TDK's 10 layer, 320 GB Blu-ray disk is a remarkable technical feat. Too bad it will never be a commercial success. Optical is a dead end - and soon it will just be dead. Here's why.
Written by Robin Harris, Contributor

TDK recently demo’d an impressive technical achievement: a 10 layer 320 GB optical disk - using standard Blu-ray (BD) drive technology.

Too bad it will never be a commercial success. Optical is at the end of the line.

Why do formats die? When their reliability, capacity, performance, density and cost aren’t competitive. Which is where optical is now - even 320 GB optical.

You probably don’t remember punched paper tape - all the rage in the 60s and early 70s - but it was popular on 16 bit minicomputers back when 4k of RAM was respectable and 64k unaffordable. It was limited to a few dozen KB of capacity and not reliable in long-term use, so when 240KB 8” floppies arrived in 1973 paper tape was toast.

But floppies couldn’t keep up with the growth of applications and data sets. The 100 MB Zip drive was insanely popular when introduced in 1994, but by 1999 the format was on the way out thanks to cheaper and more capacious CD-R drives.

Despite heroic efforts to increase removable magnetic disk capacities - culminating in 2001 with the 5.7 GB Orb drive - today removable magnetic disk media is dead, killed by cheaper optical and more convenient flash media. Just like magnetic killed paper.

Removable: backup and transfer Removable media is good for 2 things: data backup and data transfer. Tape dominates removable media backup today with capacities rivaling the largest disks.

Thumb drives long ago replaced floppies for smaller file transfers - “sneakernet” - with external hard drives handling large capacities. With 1 TB 2.5” hard drives, even a writeable 50 GB Blu-ray (BD-R) can’t compete with a small hard drive in transfer speed or capacity.

TDK’s problem Which gets us to the 10x Blu-ray problem: even if they started selling it there's no market. Why?

  • Capacity. Successful optical media capacities have been competitive with current disks - CD-ROM in the early 90s; DVD-R in the early 2000s.
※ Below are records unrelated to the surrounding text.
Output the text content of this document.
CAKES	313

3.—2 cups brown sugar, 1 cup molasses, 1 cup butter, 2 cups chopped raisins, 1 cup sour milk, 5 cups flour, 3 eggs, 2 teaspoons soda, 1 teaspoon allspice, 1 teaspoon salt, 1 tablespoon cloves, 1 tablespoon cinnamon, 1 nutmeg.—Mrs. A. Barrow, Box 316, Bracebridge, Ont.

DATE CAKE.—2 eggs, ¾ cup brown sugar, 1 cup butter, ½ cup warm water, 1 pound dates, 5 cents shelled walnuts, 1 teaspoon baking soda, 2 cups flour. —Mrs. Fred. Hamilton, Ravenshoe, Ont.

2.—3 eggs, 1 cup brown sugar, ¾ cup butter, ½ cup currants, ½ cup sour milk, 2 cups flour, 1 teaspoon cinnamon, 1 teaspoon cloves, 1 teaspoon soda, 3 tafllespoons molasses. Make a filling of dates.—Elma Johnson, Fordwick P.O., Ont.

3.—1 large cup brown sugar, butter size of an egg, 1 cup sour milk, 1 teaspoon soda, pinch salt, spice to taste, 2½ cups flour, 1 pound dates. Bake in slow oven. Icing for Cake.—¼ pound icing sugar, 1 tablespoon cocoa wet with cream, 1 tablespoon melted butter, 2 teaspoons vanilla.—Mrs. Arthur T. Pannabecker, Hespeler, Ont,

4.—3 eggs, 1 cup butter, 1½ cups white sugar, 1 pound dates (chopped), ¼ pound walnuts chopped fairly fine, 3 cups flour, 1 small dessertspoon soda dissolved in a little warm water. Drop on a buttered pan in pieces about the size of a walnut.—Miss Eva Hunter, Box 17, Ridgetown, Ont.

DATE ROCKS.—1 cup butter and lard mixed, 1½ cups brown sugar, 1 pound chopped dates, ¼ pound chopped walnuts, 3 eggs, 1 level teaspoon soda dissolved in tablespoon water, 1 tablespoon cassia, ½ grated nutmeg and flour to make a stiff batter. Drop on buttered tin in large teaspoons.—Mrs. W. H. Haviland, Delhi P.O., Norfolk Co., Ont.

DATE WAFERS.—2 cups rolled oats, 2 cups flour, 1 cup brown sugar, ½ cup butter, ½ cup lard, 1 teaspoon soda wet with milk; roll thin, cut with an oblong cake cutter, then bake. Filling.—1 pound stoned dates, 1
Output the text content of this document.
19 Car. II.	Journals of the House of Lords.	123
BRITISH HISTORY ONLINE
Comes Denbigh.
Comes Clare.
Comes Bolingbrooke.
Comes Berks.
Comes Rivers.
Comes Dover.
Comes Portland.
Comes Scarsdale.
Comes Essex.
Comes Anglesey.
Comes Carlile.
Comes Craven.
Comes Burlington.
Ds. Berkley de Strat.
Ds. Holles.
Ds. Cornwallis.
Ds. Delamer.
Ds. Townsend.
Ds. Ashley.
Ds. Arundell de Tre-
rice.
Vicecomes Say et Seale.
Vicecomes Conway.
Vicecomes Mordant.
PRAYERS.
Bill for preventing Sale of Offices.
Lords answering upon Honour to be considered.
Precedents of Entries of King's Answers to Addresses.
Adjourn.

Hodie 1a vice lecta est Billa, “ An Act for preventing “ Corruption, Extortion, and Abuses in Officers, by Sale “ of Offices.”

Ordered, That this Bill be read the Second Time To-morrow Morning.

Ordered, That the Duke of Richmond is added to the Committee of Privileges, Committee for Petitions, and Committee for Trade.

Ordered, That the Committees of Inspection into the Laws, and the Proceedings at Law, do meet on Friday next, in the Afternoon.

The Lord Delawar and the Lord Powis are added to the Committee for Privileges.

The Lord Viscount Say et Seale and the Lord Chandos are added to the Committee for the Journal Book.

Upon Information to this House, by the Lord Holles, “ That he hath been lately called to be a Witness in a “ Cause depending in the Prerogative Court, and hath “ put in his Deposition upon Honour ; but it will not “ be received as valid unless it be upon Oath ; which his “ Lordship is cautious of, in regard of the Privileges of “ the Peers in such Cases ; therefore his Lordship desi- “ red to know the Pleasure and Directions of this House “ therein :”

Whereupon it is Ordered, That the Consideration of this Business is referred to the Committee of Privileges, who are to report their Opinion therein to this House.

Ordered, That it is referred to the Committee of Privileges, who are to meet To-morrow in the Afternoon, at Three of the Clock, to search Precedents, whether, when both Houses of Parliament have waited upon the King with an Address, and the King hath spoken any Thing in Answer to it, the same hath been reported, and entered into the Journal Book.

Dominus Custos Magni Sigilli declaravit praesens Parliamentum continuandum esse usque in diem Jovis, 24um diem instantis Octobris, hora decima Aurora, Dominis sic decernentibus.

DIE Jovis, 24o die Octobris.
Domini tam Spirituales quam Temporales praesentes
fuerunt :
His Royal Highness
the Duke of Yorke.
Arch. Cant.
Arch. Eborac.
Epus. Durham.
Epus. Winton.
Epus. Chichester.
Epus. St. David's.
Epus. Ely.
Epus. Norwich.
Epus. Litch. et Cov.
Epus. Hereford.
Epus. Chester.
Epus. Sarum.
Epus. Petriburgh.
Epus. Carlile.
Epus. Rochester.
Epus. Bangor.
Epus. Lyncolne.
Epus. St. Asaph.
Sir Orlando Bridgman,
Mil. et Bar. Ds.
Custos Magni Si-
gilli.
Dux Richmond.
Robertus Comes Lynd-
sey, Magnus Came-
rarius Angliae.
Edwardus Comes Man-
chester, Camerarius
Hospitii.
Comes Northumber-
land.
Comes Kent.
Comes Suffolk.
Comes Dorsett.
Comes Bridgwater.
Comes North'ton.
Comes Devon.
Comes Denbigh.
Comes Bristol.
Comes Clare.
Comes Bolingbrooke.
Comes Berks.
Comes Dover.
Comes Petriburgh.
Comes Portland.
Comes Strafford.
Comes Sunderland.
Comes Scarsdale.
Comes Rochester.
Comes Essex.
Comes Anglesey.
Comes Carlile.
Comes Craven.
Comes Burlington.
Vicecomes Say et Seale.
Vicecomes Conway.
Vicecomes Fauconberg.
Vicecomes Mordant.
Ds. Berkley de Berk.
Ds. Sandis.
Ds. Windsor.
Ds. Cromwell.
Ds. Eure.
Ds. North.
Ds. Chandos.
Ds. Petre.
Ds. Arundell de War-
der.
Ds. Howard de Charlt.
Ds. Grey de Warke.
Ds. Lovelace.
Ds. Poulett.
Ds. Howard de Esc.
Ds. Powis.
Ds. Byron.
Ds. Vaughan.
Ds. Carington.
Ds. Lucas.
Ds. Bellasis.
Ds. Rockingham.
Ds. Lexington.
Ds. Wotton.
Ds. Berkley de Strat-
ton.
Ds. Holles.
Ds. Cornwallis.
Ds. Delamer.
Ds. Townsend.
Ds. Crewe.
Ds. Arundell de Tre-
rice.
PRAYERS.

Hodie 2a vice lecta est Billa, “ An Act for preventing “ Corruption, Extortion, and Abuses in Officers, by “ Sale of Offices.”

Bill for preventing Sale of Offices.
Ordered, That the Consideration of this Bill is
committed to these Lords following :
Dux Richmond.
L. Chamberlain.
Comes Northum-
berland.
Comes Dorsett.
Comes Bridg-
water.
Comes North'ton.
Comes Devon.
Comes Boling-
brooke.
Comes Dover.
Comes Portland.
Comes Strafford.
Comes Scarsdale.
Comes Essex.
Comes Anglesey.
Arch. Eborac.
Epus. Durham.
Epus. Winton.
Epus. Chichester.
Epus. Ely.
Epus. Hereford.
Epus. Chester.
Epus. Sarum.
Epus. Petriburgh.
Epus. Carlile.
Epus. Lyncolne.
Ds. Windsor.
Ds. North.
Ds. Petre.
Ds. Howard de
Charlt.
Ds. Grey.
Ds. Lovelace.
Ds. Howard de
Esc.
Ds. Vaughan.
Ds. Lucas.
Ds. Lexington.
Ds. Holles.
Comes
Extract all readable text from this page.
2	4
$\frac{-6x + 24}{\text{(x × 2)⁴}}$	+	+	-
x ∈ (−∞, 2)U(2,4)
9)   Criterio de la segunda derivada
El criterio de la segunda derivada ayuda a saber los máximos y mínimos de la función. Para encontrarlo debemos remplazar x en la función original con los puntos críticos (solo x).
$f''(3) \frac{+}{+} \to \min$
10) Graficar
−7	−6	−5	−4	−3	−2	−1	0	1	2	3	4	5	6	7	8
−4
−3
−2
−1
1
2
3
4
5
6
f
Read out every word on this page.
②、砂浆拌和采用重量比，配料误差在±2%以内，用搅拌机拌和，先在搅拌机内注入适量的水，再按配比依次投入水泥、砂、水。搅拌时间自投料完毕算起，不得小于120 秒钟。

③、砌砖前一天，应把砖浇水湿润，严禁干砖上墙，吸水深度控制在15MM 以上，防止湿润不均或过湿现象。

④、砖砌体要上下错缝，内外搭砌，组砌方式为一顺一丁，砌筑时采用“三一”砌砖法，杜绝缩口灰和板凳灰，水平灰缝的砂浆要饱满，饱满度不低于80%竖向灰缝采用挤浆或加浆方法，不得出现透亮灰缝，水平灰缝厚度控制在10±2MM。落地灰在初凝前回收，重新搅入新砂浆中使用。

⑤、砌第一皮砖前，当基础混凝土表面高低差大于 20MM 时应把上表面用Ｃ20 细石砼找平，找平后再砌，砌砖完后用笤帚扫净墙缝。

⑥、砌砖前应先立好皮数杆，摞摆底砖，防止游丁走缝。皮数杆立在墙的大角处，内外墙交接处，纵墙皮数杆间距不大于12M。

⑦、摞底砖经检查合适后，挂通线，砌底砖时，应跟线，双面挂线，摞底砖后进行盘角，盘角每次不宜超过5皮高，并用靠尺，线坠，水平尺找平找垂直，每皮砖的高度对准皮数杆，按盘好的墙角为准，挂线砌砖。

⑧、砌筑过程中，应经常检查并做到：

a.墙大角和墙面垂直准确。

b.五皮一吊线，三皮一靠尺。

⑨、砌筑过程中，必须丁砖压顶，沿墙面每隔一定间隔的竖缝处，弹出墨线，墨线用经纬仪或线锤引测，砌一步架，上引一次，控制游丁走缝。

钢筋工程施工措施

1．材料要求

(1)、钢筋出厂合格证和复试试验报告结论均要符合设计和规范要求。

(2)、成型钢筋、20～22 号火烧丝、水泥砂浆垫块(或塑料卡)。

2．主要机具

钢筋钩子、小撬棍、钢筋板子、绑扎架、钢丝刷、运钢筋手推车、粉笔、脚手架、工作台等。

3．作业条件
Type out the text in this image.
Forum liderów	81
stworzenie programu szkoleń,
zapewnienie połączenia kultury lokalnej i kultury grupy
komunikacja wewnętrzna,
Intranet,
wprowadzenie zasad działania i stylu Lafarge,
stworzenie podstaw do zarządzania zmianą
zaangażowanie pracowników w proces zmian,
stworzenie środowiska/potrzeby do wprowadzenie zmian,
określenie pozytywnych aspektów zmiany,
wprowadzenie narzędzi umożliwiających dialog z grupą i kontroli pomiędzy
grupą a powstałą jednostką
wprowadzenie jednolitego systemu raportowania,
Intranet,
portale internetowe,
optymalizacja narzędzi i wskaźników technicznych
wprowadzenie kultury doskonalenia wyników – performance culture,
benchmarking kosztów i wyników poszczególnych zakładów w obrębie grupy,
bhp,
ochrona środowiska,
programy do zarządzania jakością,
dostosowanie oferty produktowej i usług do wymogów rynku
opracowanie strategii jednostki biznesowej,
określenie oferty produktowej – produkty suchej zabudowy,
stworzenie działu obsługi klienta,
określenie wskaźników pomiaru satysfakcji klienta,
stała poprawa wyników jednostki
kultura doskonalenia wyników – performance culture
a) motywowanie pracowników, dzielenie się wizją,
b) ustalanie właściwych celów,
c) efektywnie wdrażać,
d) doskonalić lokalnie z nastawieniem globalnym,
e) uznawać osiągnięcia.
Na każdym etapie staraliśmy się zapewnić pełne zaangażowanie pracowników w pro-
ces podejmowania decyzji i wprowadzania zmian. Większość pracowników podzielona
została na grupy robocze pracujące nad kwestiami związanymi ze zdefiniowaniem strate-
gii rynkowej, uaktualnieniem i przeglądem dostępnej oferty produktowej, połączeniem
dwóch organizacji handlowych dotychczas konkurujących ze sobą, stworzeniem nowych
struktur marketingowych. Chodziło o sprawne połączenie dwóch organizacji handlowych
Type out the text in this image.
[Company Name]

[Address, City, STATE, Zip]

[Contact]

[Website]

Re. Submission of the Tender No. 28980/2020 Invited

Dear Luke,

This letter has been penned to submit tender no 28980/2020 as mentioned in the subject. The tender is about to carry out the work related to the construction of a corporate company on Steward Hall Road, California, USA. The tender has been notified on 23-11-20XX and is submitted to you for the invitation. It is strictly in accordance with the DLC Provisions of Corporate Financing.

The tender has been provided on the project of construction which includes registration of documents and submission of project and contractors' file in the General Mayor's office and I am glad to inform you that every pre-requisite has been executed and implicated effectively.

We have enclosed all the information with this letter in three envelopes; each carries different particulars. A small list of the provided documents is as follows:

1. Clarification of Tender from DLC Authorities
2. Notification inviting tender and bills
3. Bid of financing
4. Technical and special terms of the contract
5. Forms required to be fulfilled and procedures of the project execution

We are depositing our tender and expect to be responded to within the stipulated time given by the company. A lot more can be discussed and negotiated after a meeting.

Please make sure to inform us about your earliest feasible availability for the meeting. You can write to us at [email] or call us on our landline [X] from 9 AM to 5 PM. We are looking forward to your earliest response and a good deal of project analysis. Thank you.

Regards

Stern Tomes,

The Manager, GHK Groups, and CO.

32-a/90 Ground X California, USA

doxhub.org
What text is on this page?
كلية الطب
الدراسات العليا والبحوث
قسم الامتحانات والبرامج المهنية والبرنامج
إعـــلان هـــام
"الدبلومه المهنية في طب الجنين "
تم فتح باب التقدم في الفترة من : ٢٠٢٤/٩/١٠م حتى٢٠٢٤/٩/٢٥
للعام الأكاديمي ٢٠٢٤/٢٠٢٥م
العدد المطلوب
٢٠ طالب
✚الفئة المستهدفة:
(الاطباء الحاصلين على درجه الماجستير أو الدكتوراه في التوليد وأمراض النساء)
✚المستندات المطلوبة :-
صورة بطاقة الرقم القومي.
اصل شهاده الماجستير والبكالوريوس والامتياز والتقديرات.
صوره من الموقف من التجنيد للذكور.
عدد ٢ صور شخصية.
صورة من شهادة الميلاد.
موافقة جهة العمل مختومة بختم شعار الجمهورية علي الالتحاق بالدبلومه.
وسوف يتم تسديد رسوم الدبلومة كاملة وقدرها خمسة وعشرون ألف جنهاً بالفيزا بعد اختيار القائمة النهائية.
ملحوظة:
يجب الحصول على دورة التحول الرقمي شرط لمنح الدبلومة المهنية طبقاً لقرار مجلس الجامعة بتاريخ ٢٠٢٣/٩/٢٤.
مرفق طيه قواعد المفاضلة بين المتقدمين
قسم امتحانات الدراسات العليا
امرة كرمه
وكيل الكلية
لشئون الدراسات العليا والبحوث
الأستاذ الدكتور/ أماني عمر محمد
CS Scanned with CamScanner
Multi-layer Blu-ray will never be more than a small fraction of hard drive capacities.
  • Performance. 24x Blu-ray transfer rates are half that of today’s disks. And as capacities increase, disks get faster. Not so with Blu-ray: 48x, if it happens, will be the outer limit.
  • Reliability. Early adopters report that BD burner disks often don’t play on commercial players. That will get fixed, but multi-layer DB-R will have to solve it again.
  • Density. Managing a single piece of media is much simpler than managing 6 or 10. Hard drive density makes them much more convenient.
  • Cost. BD-playing DVD drives haven’t been popular on PCs, and BD burners are way more expensive, as is the media. A FireWire or USB hard drive can be had for less than $100, has much faster access times, higher capacity and faster data transfer. With volume BD-R prices will come down - but where will the volume come from?

Multi-layer BD-R has advantages, especially if current BD players can be updated to use it. But there is no commercial justification for distributing content on 320 GB optical disks and there isn’t likely to be one.

Hollywood has a real chance to make 3D work, but 3D HD movies will fit fine on BD. Put a 3D “Band of Brothers” on a single disk? OK, but really, getting up every 50 minutes to change disks isn't so hard, is it?

The Storage Bits take New optical formats will get introduced - like 750 MB Zip drives and 5.7 GB Orb drives did - but they'll stumble around the fringes of consumer acceptance before a quiet death. Many of the same forces that are killing BD - downloading, upconverting, cost - are closing in on optical media in general.

DVDs will be around for years - even as CD-Rs still are - but the focus is shifting to online storage and local disks. The industry has yet to crack the code on massive home disk storage, but that day is coming.

You'll buy HD 3D content online, download it, store it in your digital library, and watch it when and where you want. If your house floods your content suppliers will let you download again. Who needs the hassle to burn disks?

The one remaining piece is for hard drive vendors to get serious about building archive-quality hard disks. I love their technology, but they aren't the most forward looking group.

Courteous comments welcome, of course. Anyone want to buy a vintage USB Zip drive?